On Wednesday, 10 October 2018 at 23:26:38 UTC, Dennis wrote:
Can you give a real-world, non-foo/bar example where you want to use it? I have trouble understanding what you want to accomplish.


I don't understand why you need to be convinced that this is relevant.

Do you not realize that there are cases where one wants to select the last element of a list without having to explicitly know it?

After all, the whole point of $ is exactly to specify this "last element".

arr[$-1]

is EXACTLY shorthand for

arr[arr.length - 1]

So, you are already drinking the cool aid.

All I'm proposing is to to allow one to escape that syntax to function calls.

foo(int index)
{
   return arr[index];
}


and D can support

foo($-1);

which simply gets translated in to

arr[arr.length - 1]


All D does is look at the argument, when parsing, see's the $ and say's "Ah ah, they they want to access the last element of the array where index is used.
It then simply sets index to arr.length - 1.

It is NO different than what it already does except, because we can use it in functions, explicitly(it only works at compile time), it is just more sugar... again, $ is pure sugar.


There are many applications, I shouldn't have to justify why it would be useful... it is, because it is as useful as it is.

If you claim it is not useful then you also must make that claim about the current semantics of $.

But since you seem to need prodding, I will prod,

// returns elements from graph
GetNormalizedGraph(int index)
{
   auto Graph[1000];
   for(i = 0; i < Graph.length; i++)
      Graph[i] = i^2/100;
   return normalized(Graph[index]);
}

then

GetNormalizedGraph($-1)

always returns the last element.
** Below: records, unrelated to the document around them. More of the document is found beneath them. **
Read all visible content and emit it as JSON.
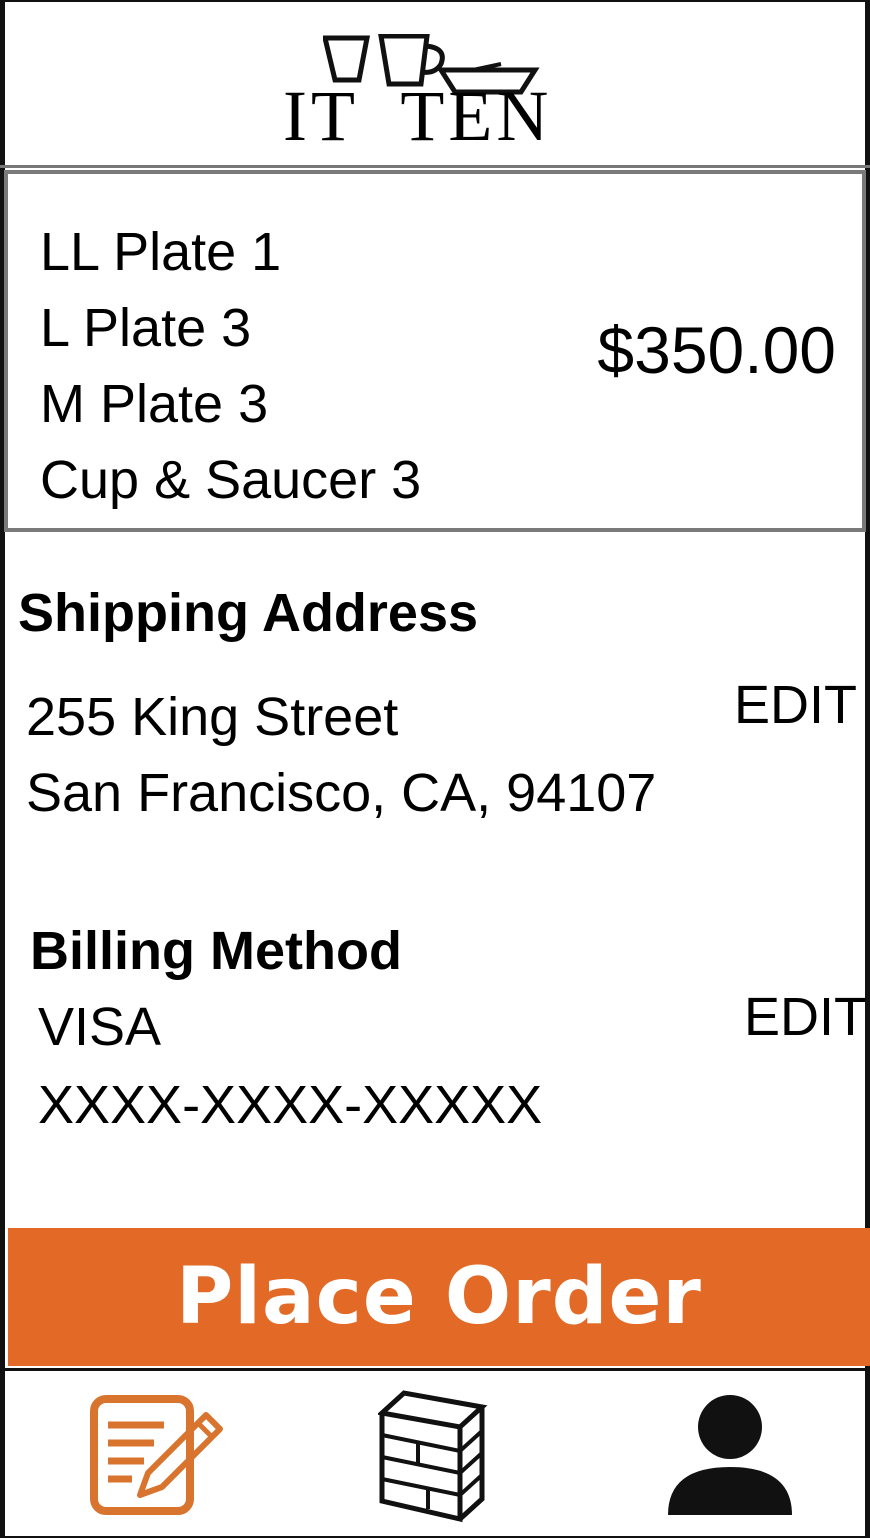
{
  "header": {
    "logo_text": "IT TEN",
    "logo_left": "IT",
    "logo_right": "TEN"
  },
  "order": {
    "items": [
      "LL Plate 1",
      "L Plate 3",
      "M Plate 3",
      "Cup & Saucer 3"
    ],
    "total": "$350.00"
  },
  "shipping": {
    "title": "Shipping Address",
    "line1": "255 King Street",
    "line2": "San Francisco, CA, 94107",
    "edit_label": "EDIT"
  },
  "billing": {
    "title": "Billing Method",
    "card_type": "VISA",
    "card_number": "XXXX-XXXX-XXXXX",
    "edit_label": "EDIT"
  },
  "actions": {
    "place_order_label": "Place Order"
  },
  "colors": {
    "accent": "#e26a26",
    "border": "#7a7a7a"
  },
  "tabs": [
    {
      "icon": "edit-note-icon"
    },
    {
      "icon": "shelf-icon"
    },
    {
      "icon": "user-icon"
    }
  ]
}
The point is, the caller doesn't have to know the size of Graph inside... it can change without breaking the program.

It beats having to use hacks like using negative -1 to represent the length, etc.

The only problem is that we might use index for multiple arrays all having different lengths, which would be a violation since it would make the index multi valued. This can be solved by using lengths for the arrays but setting the index to max value or an compiler error.
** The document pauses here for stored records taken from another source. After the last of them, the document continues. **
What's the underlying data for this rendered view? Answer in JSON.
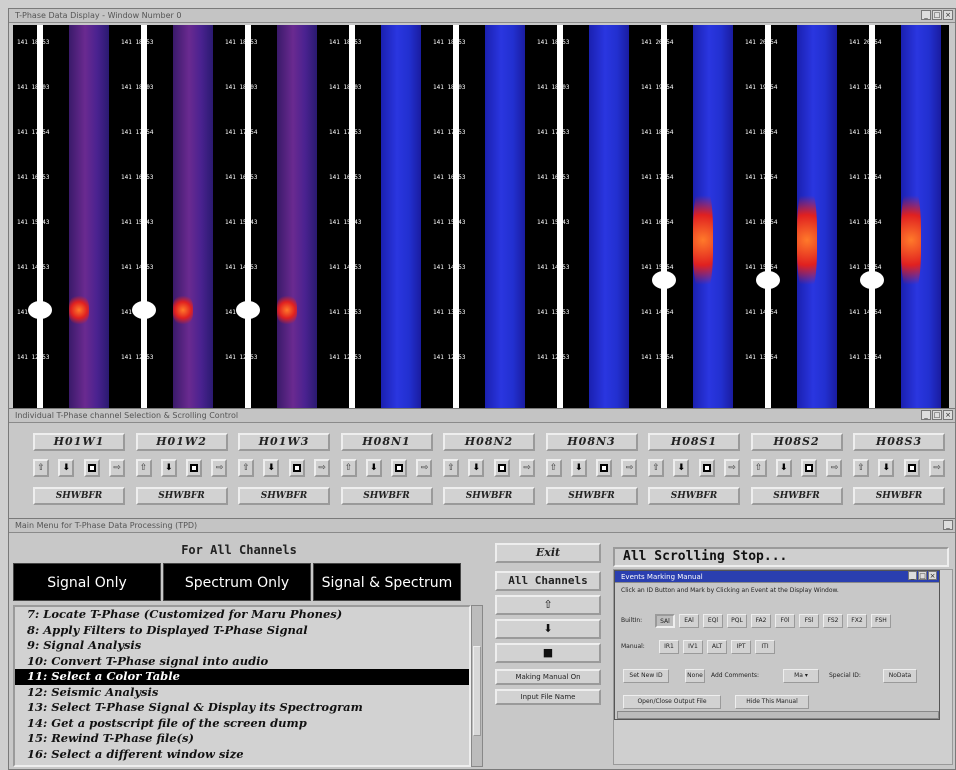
{
  "display_window": {
    "title": "T-Phase Data Display - Window Number 0",
    "controls": [
      "_",
      "□",
      "×"
    ],
    "channels": [
      {
        "ticks": [
          "141 18:53",
          "141 18:03",
          "141 17:54",
          "141 16:53",
          "141 15:43",
          "141 14:53",
          "141 13:53",
          "141 12:53"
        ]
      },
      {
        "ticks": [
          "141 18:53",
          "141 18:03",
          "141 17:54",
          "141 16:53",
          "141 15:43",
          "141 14:53",
          "141 13:53",
          "141 12:53"
        ]
      },
      {
        "ticks": [
          "141 18:53",
          "141 18:03",
          "141 17:54",
          "141 16:53",
          "141 15:43",
          "141 14:53",
          "141 13:53",
          "141 12:53"
        ]
      },
      {
        "ticks": [
          "141 18:53",
          "141 18:03",
          "141 17:53",
          "141 16:53",
          "141 15:43",
          "141 14:53",
          "141 13:53",
          "141 12:53"
        ]
      },
      {
        "ticks": [
          "141 18:53",
          "141 18:03",
          "141 17:53",
          "141 16:53",
          "141 15:43",
          "141 14:53",
          "141 13:53",
          "141 12:53"
        ]
      },
      {
        "ticks": [
          "141 18:53",
          "141 18:03",
          "141 17:53",
          "141 16:53",
          "141 15:43",
          "141 14:53",
          "141 13:53",
          "141 12:53"
        ]
      },
      {
        "ticks": [
          "141 20:54",
          "141 19:54",
          "141 18:54",
          "141 17:54",
          "141 16:54",
          "141 15:54",
          "141 14:54",
          "141 13:54"
        ]
      },
      {
        "ticks": [
          "141 20:54",
          "141 19:54",
          "141 18:54",
          "141 17:54",
          "141 16:54",
          "141 15:54",
          "141 14:54",
          "141 13:54"
        ]
      },
      {
        "ticks": [
          "141 20:54",
          "141 19:54",
          "141 18:54",
          "141 17:54",
          "141 16:54",
          "141 15:54",
          "141 14:54",
          "141 13:54"
        ]
      }
    ]
  },
  "channel_control": {
    "title": "Individual T-Phase channel Selection & Scrolling Control",
    "controls": [
      "_",
      "□",
      "×"
    ],
    "groups": [
      {
        "name": "H01W1",
        "shw": "SHWBFR"
      },
      {
        "name": "H01W2",
        "shw": "SHWBFR"
      },
      {
        "name": "H01W3",
        "shw": "SHWBFR"
      },
      {
        "name": "H08N1",
        "shw": "SHWBFR"
      },
      {
        "name": "H08N2",
        "shw": "SHWBFR"
      },
      {
        "name": "H08N3",
        "shw": "SHWBFR"
      },
      {
        "name": "H08S1",
        "shw": "SHWBFR"
      },
      {
        "name": "H08S2",
        "shw": "SHWBFR"
      },
      {
        "name": "H08S3",
        "shw": "SHWBFR"
      }
    ],
    "arrow_up": "⇧",
    "arrow_down": "⬇",
    "arrow_right": "⇨"
  },
  "main_window": {
    "title": "Main Menu for T-Phase Data Processing (TPD)",
    "controls": [
      "_"
    ],
    "for_all_channels": "For All Channels",
    "modes": [
      "Signal Only",
      "Spectrum Only",
      "Signal & Spectrum"
    ],
    "menu_items": [
      "7: Locate T-Phase (Customized for Maru Phones)",
      "8: Apply Filters to Displayed T-Phase Signal",
      "9: Signal Analysis",
      "10: Convert T-Phase signal into audio",
      "11: Select a Color Table",
      "12: Seismic Analysis",
      "13: Select T-Phase Signal & Display its Spectrogram",
      "14: Get a postscript file of the screen dump",
      "15: Rewind T-Phase file(s)",
      "16: Select a different window size"
    ],
    "selected_index": 4,
    "exit_label": "Exit",
    "all_channels_label": "All Channels",
    "arrow_up": "⇧",
    "arrow_down": "⬇",
    "stop_symbol": "■",
    "making_manual_label": "Making Manual On",
    "input_file_label": "Input File Name",
    "status_text": "All Scrolling Stop..."
  },
  "event_dialog": {
    "title": "Events Marking Manual",
    "controls": [
      "_",
      "□",
      "×"
    ],
    "instructions": "Click an ID Button and Mark by Clicking an Event at the Display Window.",
    "built_in_label": "BuiltIn:",
    "built_in_ids": [
      "SAl",
      "EAl",
      "EQl",
      "PQL",
      "FA2",
      "F0l",
      "FSl",
      "FS2",
      "FX2",
      "FSH"
    ],
    "manual_label": "Manual:",
    "manual_ids": [
      "IR1",
      "IV1",
      "ALT",
      "IPT",
      "ITI"
    ],
    "set_new_id": "Set New ID",
    "none_btn": "None",
    "add_comment_label": "Add Comments:",
    "add_comment_value": "Ma",
    "special_id_label": "Special ID:",
    "special_id_value": "NoData",
    "open_close_output": "Open/Close Output File",
    "hide_manual": "Hide This Manual"
  },
  "colors": {
    "spectrum_blue": "#1f2bd8",
    "spectrum_purple": "#5a2aa0",
    "hot": "#ff5a20",
    "title_blue": "#2a3fb0"
  }
}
// returns elements from graph
GetNormalizedGraph(int index = -1)
{
   auto Graph[1000];
   for(i = 0; i < Graph.length; i++)
      Graph[i] = i^2/100;
   return normalized(Graph[index == -1 ? Graph.length : index]);
}

The problem is when we do

   GetNormalizedGraph()

it is tells us nothing

   GetNormalizedGraph(-1)

is confusing, are we indexing at -1?

   GetNormalizedGraph(int.max)

again confusing, the array isn't going to to be int.max long, is it?

but

    GetNormalizedGraph($-1)


makes perfect sense for what $ does.


The compiler just has to do a little magic, that is all... all sugar is magic anyways. I don't know why some people want to have their sugar in their coffee but the scoff at people who drink cokes.